Jeorg, I'm afraid you are very wrong here
Every distributed system design starts with the assumption that you don't want to compromise on Partition Tolerance, and therefore have to decide whether you want full Availability or full Consistency. No distributed system really gives up on P.
The very fact that you can have enough replicas of your index which will make the cluster never get to a red state (e.g. the number of nodes you have) proves this. An index (an eventually, all indexes on your cluster) can survive a network split. It can also be always available, hence ES is AP.

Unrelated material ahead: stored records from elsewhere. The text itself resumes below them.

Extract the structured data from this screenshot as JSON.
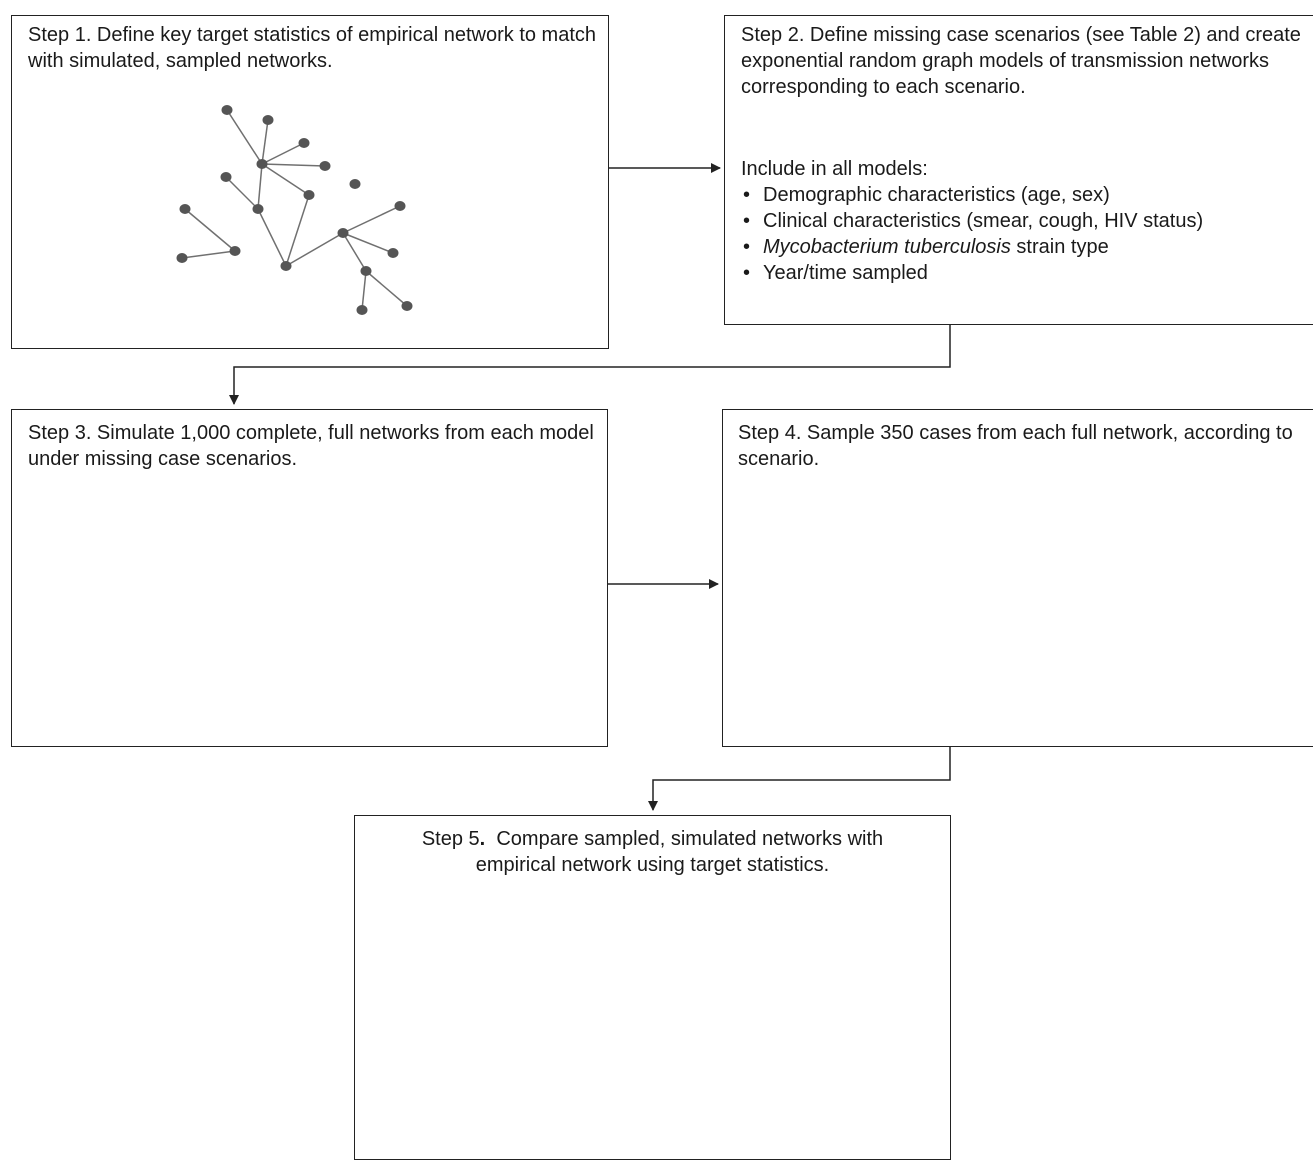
{
  "step1": {
    "text": "Step 1. Define key target statistics of empirical network to match with simulated, sampled networks."
  },
  "step2": {
    "text": "Step 2. Define missing case scenarios (see Table 2) and create exponential random graph models of transmission networks corresponding to each scenario.",
    "include_label": "Include in all models:",
    "bullets": [
      {
        "pre": "Demographic characteristics (age, sex)",
        "ital": "",
        "post": ""
      },
      {
        "pre": "Clinical characteristics (smear, cough, HIV status)",
        "ital": "",
        "post": ""
      },
      {
        "pre": "",
        "ital": "Mycobacterium tuberculosis",
        "post": " strain type"
      },
      {
        "pre": "Year/time sampled",
        "ital": "",
        "post": ""
      }
    ]
  },
  "step3": {
    "text": "Step 3. Simulate 1,000 complete, full networks from each model under missing case scenarios."
  },
  "step4": {
    "text": "Step 4.  Sample 350 cases from each full network, according to scenario."
  },
  "step5": {
    "text_a": "Step 5",
    "text_b": "Compare sampled, simulated networks with empirical network using target statistics."
  },
  "colors": {
    "dark_node": "#555555",
    "light_node": "#999999",
    "edge": "#707070",
    "border": "#222222"
  }
}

Elasticsearch's compromise is on C - consistency - like most NoSQL databases. It uses Eventual Consistency to answer queries, not just because of NRT search, but also because you may be querying a replica (a slave node) which hasn't been brought up to speed yet.
On Fri, Jan 3, 2014 at 11:17 PM, joerg...@gmail.com <joerg...@gmail.com> wrote:
ES gives up on partition tolerance, it means, if enough nodes fail, cluster state turns red and ES does not proceed to operate on that index.

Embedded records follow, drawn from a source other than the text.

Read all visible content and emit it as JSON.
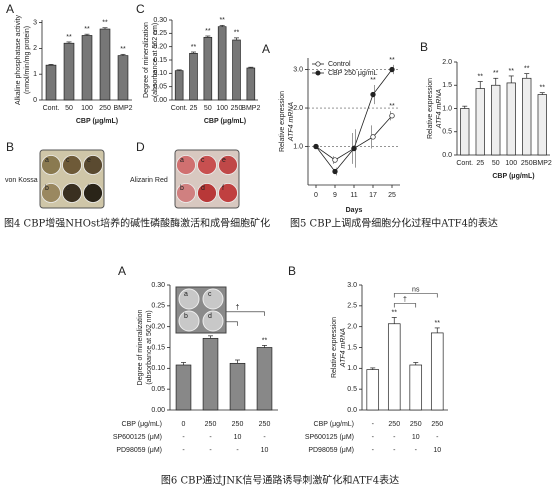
{
  "chart_data": [
    {
      "type": "bar",
      "panel": "A",
      "ylabel": [
        "Alkaline phosphatase activity",
        "(nmol/min/mg protein)"
      ],
      "xlabel": "CBP (μg/mL)",
      "categories": [
        "Cont.",
        "50",
        "100",
        "250",
        "BMP2"
      ],
      "values": [
        1.35,
        2.2,
        2.5,
        2.75,
        1.72
      ],
      "errors": [
        0.03,
        0.05,
        0.05,
        0.05,
        0.05
      ],
      "annotations": [
        null,
        "**",
        "**",
        "**",
        "**"
      ],
      "color": "#777777",
      "ylim": [
        0,
        3.1
      ],
      "yticks": [
        0,
        1,
        2,
        3
      ]
    },
    {
      "type": "bar",
      "panel": "C",
      "ylabel": [
        "Degree of mineralization",
        "(absorbance at 562 nm)"
      ],
      "xlabel": "CBP (μg/mL)",
      "categories": [
        "Cont.",
        "25",
        "50",
        "100",
        "250",
        "BMP2"
      ],
      "values": [
        0.11,
        0.175,
        0.235,
        0.275,
        0.225,
        0.12
      ],
      "errors": [
        0.003,
        0.005,
        0.005,
        0.005,
        0.008,
        0.003
      ],
      "annotations": [
        null,
        "**",
        "**",
        "**",
        "**",
        null
      ],
      "color": "#777777",
      "ylim": [
        0,
        0.3
      ],
      "yticks": [
        {
          "value": 0,
          "label": "0.00"
        },
        {
          "value": 0.05,
          "label": "0.05"
        },
        {
          "value": 0.1,
          "label": "0.10"
        },
        {
          "value": 0.15,
          "label": "0.15"
        },
        {
          "value": 0.2,
          "label": "0.20"
        },
        {
          "value": 0.25,
          "label": "0.25"
        },
        {
          "value": 0.3,
          "label": "0.30"
        }
      ]
    },
    {
      "type": "line",
      "panel": "A",
      "ylabel": [
        "Relative expression",
        "ATF4 mRNA"
      ],
      "xlabel": "Days",
      "categories": [
        "0",
        "9",
        "11",
        "17",
        "25"
      ],
      "legend": "upper left",
      "grid": true,
      "series": [
        {
          "name": "Control",
          "color": "#ffffff",
          "values": [
            1.0,
            0.65,
            0.95,
            1.25,
            1.8
          ],
          "errors": [
            0.05,
            0.1,
            0.4,
            0.3,
            0.12
          ],
          "annotations": [
            null,
            null,
            null,
            null,
            "**"
          ]
        },
        {
          "name": "CBP 250 μg/mL",
          "color": "#222222",
          "values": [
            1.0,
            0.35,
            0.95,
            2.35,
            3.0
          ],
          "errors": [
            0.05,
            0.1,
            0.5,
            0.25,
            0.12
          ],
          "annotations": [
            null,
            null,
            null,
            "**",
            "**"
          ]
        }
      ],
      "ylim": [
        0,
        3.3
      ],
      "yticks": [
        {
          "value": 1,
          "label": "1.0"
        },
        {
          "value": 2,
          "label": "2.0"
        },
        {
          "value": 3,
          "label": "3.0"
        }
      ]
    },
    {
      "type": "bar",
      "panel": "B",
      "ylabel": [
        "Relative expression",
        "ATF4 mRNA"
      ],
      "xlabel": "CBP (μg/mL)",
      "categories": [
        "Cont.",
        "25",
        "50",
        "100",
        "250",
        "BMP2"
      ],
      "values": [
        1.0,
        1.43,
        1.5,
        1.55,
        1.65,
        1.3
      ],
      "errors": [
        0.05,
        0.15,
        0.15,
        0.15,
        0.1,
        0.04
      ],
      "annotations": [
        null,
        "**",
        "**",
        "**",
        "**",
        "**"
      ],
      "color": "#eeeeee",
      "ylim": [
        0,
        2.0
      ],
      "yticks": [
        {
          "value": 0,
          "label": "0.0"
        },
        {
          "value": 0.5,
          "label": "0.5"
        },
        {
          "value": 1,
          "label": "1.0"
        },
        {
          "value": 1.5,
          "label": "1.5"
        },
        {
          "value": 2,
          "label": "2.0"
        }
      ]
    },
    {
      "type": "bar",
      "panel": "A",
      "ylabel": [
        "Degree of mineralization",
        "(absorbance at 562 nm)"
      ],
      "conditions": [
        {
          "name": "CBP (μg/mL)",
          "values": [
            "0",
            "250",
            "250",
            "250"
          ]
        },
        {
          "name": "SP600125 (μM)",
          "values": [
            "-",
            "-",
            "10",
            "-"
          ]
        },
        {
          "name": "PD98059 (μM)",
          "values": [
            "-",
            "-",
            "-",
            "10"
          ]
        }
      ],
      "values": [
        0.108,
        0.172,
        0.112,
        0.15
      ],
      "errors": [
        0.006,
        0.006,
        0.008,
        0.005
      ],
      "annotations": [
        null,
        "**",
        null,
        "**"
      ],
      "brackets": [
        {
          "from": 1,
          "to": 2,
          "label": "†"
        },
        {
          "from": 1,
          "to": 3,
          "label": "†"
        }
      ],
      "color": "#888888",
      "ylim": [
        0,
        0.3
      ],
      "yticks": [
        {
          "value": 0,
          "label": "0.00"
        },
        {
          "value": 0.05,
          "label": "0.05"
        },
        {
          "value": 0.1,
          "label": "0.10"
        },
        {
          "value": 0.15,
          "label": "0.15"
        },
        {
          "value": 0.2,
          "label": "0.20"
        },
        {
          "value": 0.25,
          "label": "0.25"
        },
        {
          "value": 0.3,
          "label": "0.30"
        }
      ],
      "inset_wells": [
        "a",
        "c",
        "b",
        "d"
      ]
    },
    {
      "type": "bar",
      "panel": "B",
      "ylabel": [
        "Relative expression",
        "ATF4 mRNA"
      ],
      "conditions": [
        {
          "name": "CBP (μg/mL)",
          "values": [
            "-",
            "250",
            "250",
            "250"
          ]
        },
        {
          "name": "SP600125 (μM)",
          "values": [
            "-",
            "-",
            "10",
            "-"
          ]
        },
        {
          "name": "PD98059 (μM)",
          "values": [
            "-",
            "-",
            "-",
            "10"
          ]
        }
      ],
      "values": [
        0.97,
        2.07,
        1.08,
        1.85
      ],
      "errors": [
        0.04,
        0.15,
        0.06,
        0.12
      ],
      "annotations": [
        null,
        "**",
        null,
        "**"
      ],
      "brackets": [
        {
          "from": 1,
          "to": 2,
          "label": "†"
        },
        {
          "from": 1,
          "to": 3,
          "label": "ns"
        }
      ],
      "color": "#ffffff",
      "ylim": [
        0,
        3.0
      ],
      "yticks": [
        {
          "value": 0,
          "label": "0.0"
        },
        {
          "value": 0.5,
          "label": "0.5"
        },
        {
          "value": 1,
          "label": "1.0"
        },
        {
          "value": 1.5,
          "label": "1.5"
        },
        {
          "value": 2,
          "label": "2.0"
        },
        {
          "value": 2.5,
          "label": "2.5"
        },
        {
          "value": 3,
          "label": "3.0"
        }
      ]
    }
  ],
  "photos": [
    {
      "panel": "B",
      "label": "von Kossa",
      "wells": [
        "a",
        "c",
        "e",
        "b",
        "d",
        "f"
      ]
    },
    {
      "panel": "D",
      "label": "Alizarin Red",
      "wells": [
        "a",
        "c",
        "e",
        "b",
        "d",
        "f"
      ]
    }
  ],
  "captions": [
    "图4 CBP增强NHOst培养的碱性磷酸酶激活和成骨细胞矿化",
    "图5 CBP上调成骨细胞分化过程中ATF4的表达",
    "图6 CBP通过JNK信号通路诱导刺激矿化和ATF4表达"
  ]
}
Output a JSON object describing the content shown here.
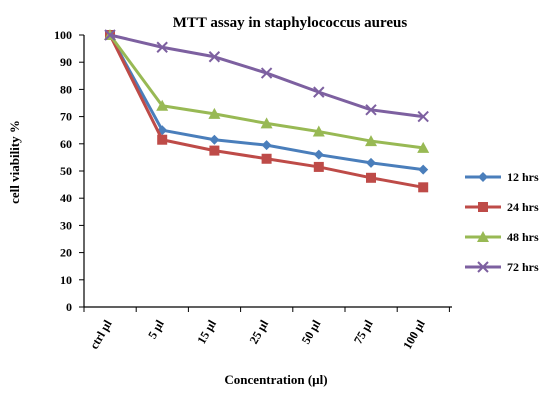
{
  "chart_data": {
    "type": "line",
    "title": "MTT assay in staphylococcus aureus",
    "xlabel": "Concentration (µl)",
    "ylabel": "cell viability %",
    "categories": [
      "ctrl µl",
      "5 µl",
      "15 µl",
      "25 µl",
      "50 µl",
      "75 µl",
      "100 µl"
    ],
    "ylim": [
      0,
      100
    ],
    "yticks": [
      0,
      10,
      20,
      30,
      40,
      50,
      60,
      70,
      80,
      90,
      100
    ],
    "grid": false,
    "legend_position": "right",
    "series": [
      {
        "name": "12 hrs",
        "color": "#4a7ebb",
        "marker": "diamond",
        "values": [
          100,
          65,
          61.5,
          59.5,
          56,
          53,
          50.5
        ]
      },
      {
        "name": "24 hrs",
        "color": "#be4b48",
        "marker": "square",
        "values": [
          100,
          61.5,
          57.5,
          54.5,
          51.5,
          47.5,
          44
        ]
      },
      {
        "name": "48 hrs",
        "color": "#98b954",
        "marker": "triangle",
        "values": [
          100,
          74,
          71,
          67.5,
          64.5,
          61,
          58.5
        ]
      },
      {
        "name": "72 hrs",
        "color": "#7d60a0",
        "marker": "x",
        "values": [
          100,
          95.5,
          92,
          86,
          79,
          72.5,
          70
        ]
      }
    ]
  }
}
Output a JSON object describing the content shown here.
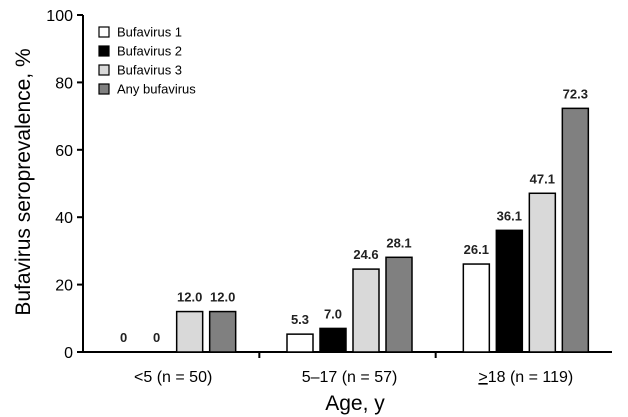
{
  "chart_data": {
    "type": "bar",
    "categories": [
      "<5 (n = 50)",
      "5–17 (n = 57)",
      ">18 (n = 119)"
    ],
    "categories_underlined_prefix": [
      "",
      "",
      ">"
    ],
    "series": [
      {
        "name": "Bufavirus 1",
        "values": [
          0,
          5.3,
          26.1
        ],
        "labels": [
          "0",
          "5.3",
          "26.1"
        ],
        "color": "#ffffff"
      },
      {
        "name": "Bufavirus 2",
        "values": [
          0,
          7.0,
          36.1
        ],
        "labels": [
          "0",
          "7.0",
          "36.1"
        ],
        "color": "#000000"
      },
      {
        "name": "Bufavirus 3",
        "values": [
          12.0,
          24.6,
          47.1
        ],
        "labels": [
          "12.0",
          "24.6",
          "47.1"
        ],
        "color": "#d9d9d9"
      },
      {
        "name": "Any bufavirus",
        "values": [
          12.0,
          28.1,
          72.3
        ],
        "labels": [
          "12.0",
          "28.1",
          "72.3"
        ],
        "color": "#808080"
      }
    ],
    "xlabel": "Age, y",
    "ylabel": "Bufavirus seroprevalence, %",
    "ylim": [
      0,
      100
    ],
    "yticks": [
      "0",
      "20",
      "40",
      "60",
      "80",
      "100"
    ],
    "grid": false,
    "legend_position": "top-left"
  }
}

ES is not giving up on availability. Every request will be responded, either true (with result) or false (error). In a system being not available, you would have to expect the property of having some requests that can no longer be answered at all (they hang forever or the responder is gone).
The principle design of distributed operations in ES is like this: write all ops on an index into a WAL (the translog). Send the ops to the nodes while even some nodes may work reliable, some not. Stopping a node does not harm the cluster as long as the replica level is high enough. When a stopped node rejoins, initiate a recovery, using the WAL. Let the "best" WAL result of all consistent results of the replica win for recovering the index state.